Trump in Davos: Weltordnung steht am Wendepunkt und mit ihr Europa

Trump diktiert das Geschehen, verfolgt aber keine konkrete Idee einer neuen Weltordnung. Die beschleunigte globale Erosion von Vertrauen führt die Welt in eine gefährliche Instabilität,meint man beim ordoliberalen Centrum für Europäische Politik (cep).

Dr. Henning Vöpel ist Vorstand des Centrums für Europäische Politik und Professor für Volkswirtschaftslehre an der BSP Business and Law School.
Dr. Henning Vöpel ist Vorstand des Centrums für Europäische Politik und Professor für Volkswirtschaftslehre an der BSP Business and Law School.© cep

Hat Trump es zu weit getrieben? Dazu sagt Prof. Dr. Henning Vöpel vom Centrum für Europäische Politik: "Das diesjährige Weltwirtschaftsforum in Davos könnte entweder einen Kipppunkt oder einen Wendepunkt in der geopolitischen Neuordnung der Welt markieren. Die Logik imperialer Großmächte im Kampf um Hegemonie und Einflusssphären lässt weltweit das Vertrauen in multilaterale Regeln und kooperative Konfliktlösung erodieren. Entweder diese Logik gewinnt Oberhand oder es gelingt, ihr zu entkommen. Es ist eine Zeit der Klärung. Europa braucht eine Haltung."

Der Trump-Faktor: Laut und launisch
Auch wenn Trumps Rede in Davos keine neuen Erkenntnisse bringt, besteht sein Kalkül darin, das Geschehen zu diktieren und durch immer wieder neue Wendungen ein Momentum für die eigene Deutungshoheit zu erzeugen. Professor Vöpel führt aus: "Um zu verstehen, was geopolitisch passiert, muss man fragen, was unabhängig von Trump sowieso passiert und was der spezifische Trump-Faktor ist. Was sowieso passiert, ist der Übergang von der multilateralen und regelbasierten in eine multipolare und machtbasierte Ordnung. Trump demontiert also eine Ordnung, die ohnehin im Zerfall begriffen ist und keine Zukunft hätte. Mit ihm verbindet sich die geopolitische Neuordnung aber, anders als bei Obama und Biden, mit einer illiberalen rechtspopulistischen Bewegung, die den Geist eines merkantilen Protektionismus und einer nationalen Großmacht wiederbelebt."

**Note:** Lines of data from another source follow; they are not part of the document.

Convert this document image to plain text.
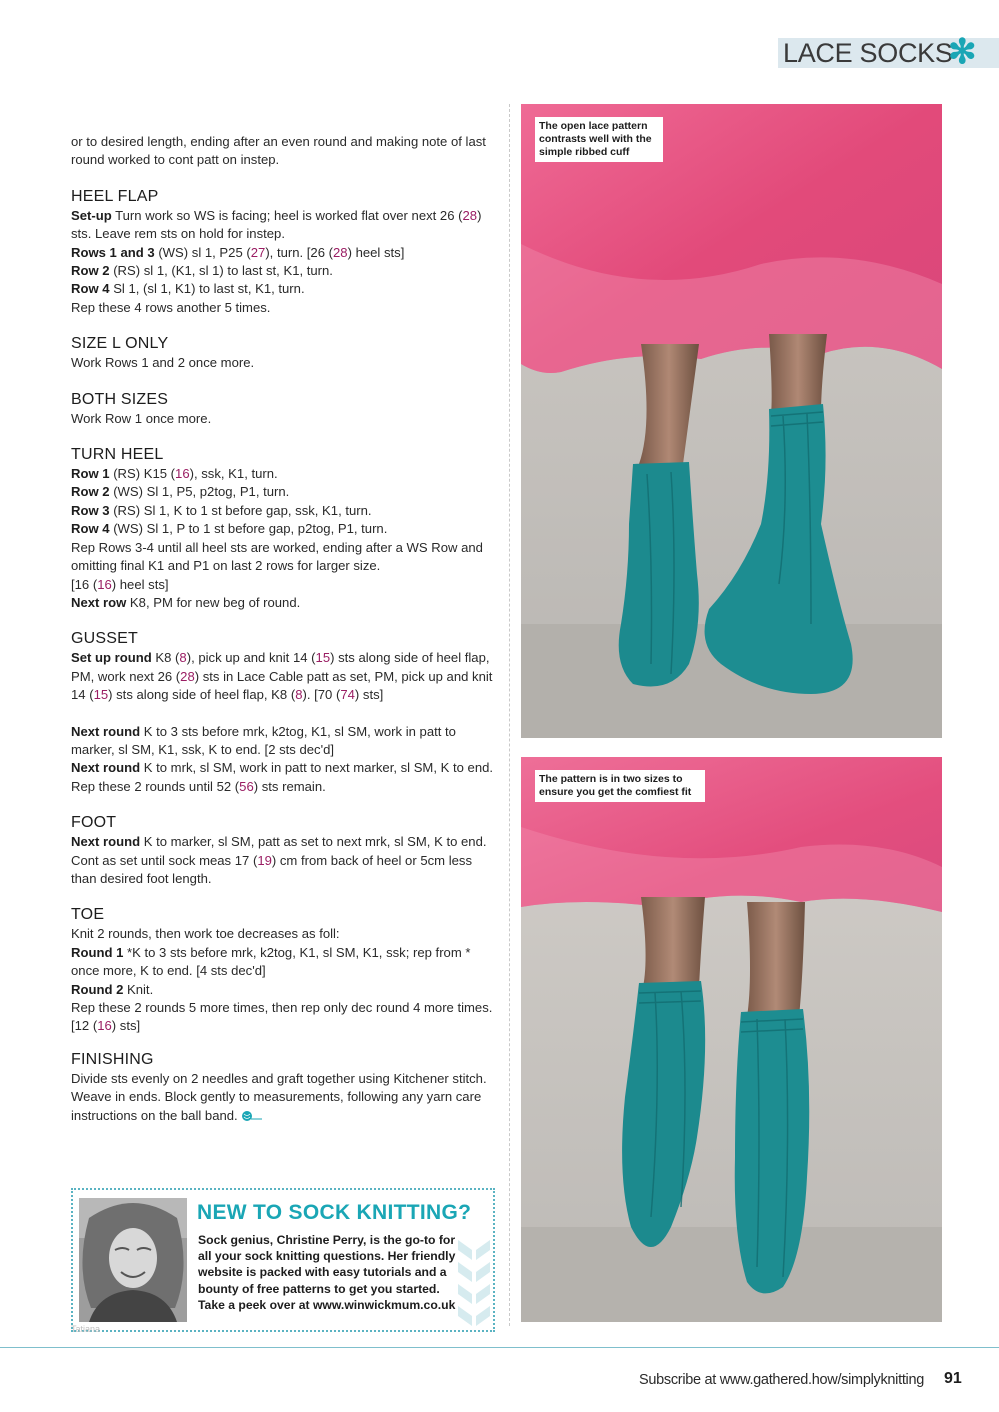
LACE SOCKS
✻

or to desired length, ending after an even round and making note of last round worked to cont patt on instep.

HEEL FLAP

Set-up Turn work so WS is facing; heel is worked flat over next 26 (28) sts. Leave rem sts on hold for instep.

Rows 1 and 3 (WS) sl 1, P25 (27), turn. [26 (28) heel sts]

Row 2 (RS) sl 1, (K1, sl 1) to last st, K1, turn.

Row 4 Sl 1, (sl 1, K1) to last st, K1, turn.

Rep these 4 rows another 5 times.

SIZE L ONLY

Work Rows 1 and 2 once more.

BOTH SIZES

Work Row 1 once more.

TURN HEEL

Row 1 (RS) K15 (16), ssk, K1, turn.

Row 2 (WS) Sl 1, P5, p2tog, P1, turn.

Row 3 (RS) Sl 1, K to 1 st before gap, ssk, K1, turn.

Row 4 (WS) Sl 1, P to 1 st before gap, p2tog, P1, turn.

Rep Rows 3-4 until all heel sts are worked, ending after a WS Row and omitting final K1 and P1 on last 2 rows for larger size.

[16 (16) heel sts]

Next row K8, PM for new beg of round.

GUSSET

Set up round K8 (8), pick up and knit 14 (15) sts along side of heel flap, PM, work next 26 (28) sts in Lace Cable patt as set, PM, pick up and knit 14 (15) sts along side of heel flap, K8 (8). [70 (74) sts]

Next round K to 3 sts before mrk, k2tog, K1, sl SM, work in patt to marker, sl SM, K1, ssk, K to end. [2 sts dec'd]

Next round K to mrk, sl SM, work in patt to next marker, sl SM, K to end.

Rep these 2 rounds until 52 (56) sts remain.

FOOT

Next round K to marker, sl SM, patt as set to next mrk, sl SM, K to end.

Cont as set until sock meas 17 (19) cm from back of heel or 5cm less than desired foot length.

TOE

Knit 2 rounds, then work toe decreases as foll:

Round 1 *K to 3 sts before mrk, k2tog, K1, sl SM, K1, ssk; rep from * once more, K to end. [4 sts dec'd]

Round 2 Knit.

Rep these 2 rounds 5 more times, then rep only dec round 4 more times. [12 (16) sts]

FINISHING

Divide sts evenly on 2 needles and graft together using Kitchener stitch. Weave in ends. Block gently to measurements, following any yarn care instructions on the ball band.

The open lace pattern contrasts well with the simple ribbed cuff
The pattern is in two sizes to ensure you get the comfiest fit
NEW TO SOCK KNITTING?
Sock genius, Christine Perry, is the go-to for all your sock knitting questions. Her friendly website is packed with easy tutorials and a bounty of free patterns to get you started. Take a peek over at www.winwickmum.co.uk
Tatiana
Subscribe at www.gathered.how/simplyknitting 91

Geopolitische Neuordnung ohne Zielbild
Trumps Idee von einer zukünftigen Weltordnung sei indes sehr vage, so Vöpel weiter. Auch die Nationale Sicherheitsstrategie der USA beschreibe lediglich die gegenwärtige geopolitische Konstellation und definiere für eine multipolare Welt, die unspezifiziert bleibt, amerikanische Interessen und Einflusssphären. Es sei bedeutsam, die geopolitische Neuordnung, also den Prozess an sich, von der zukünftigen Weltordnung selbst, also das neue Gleichgewicht und seine institutionelle Ausgestaltung, zu unterscheiden. Die Großmächte entwickelten imperiale Absichten, um einander in Schach zu halten und andere in ihre Abhängigkeit zu führen. Das Vertrauen in gemeinsame Regeln werde durch die Dominanz und Ausdehnung der eigenen Macht ersetzt. In einer Welt der Macht statt der Regeln gelte es, die eigene Erpressbarkeit durch den Aufbau von Souveränität zu reduzieren. Das Paradigma der Kooperation und Integration werde abgelöst durch das Paradigma der Souveränität und Abhängigkeit.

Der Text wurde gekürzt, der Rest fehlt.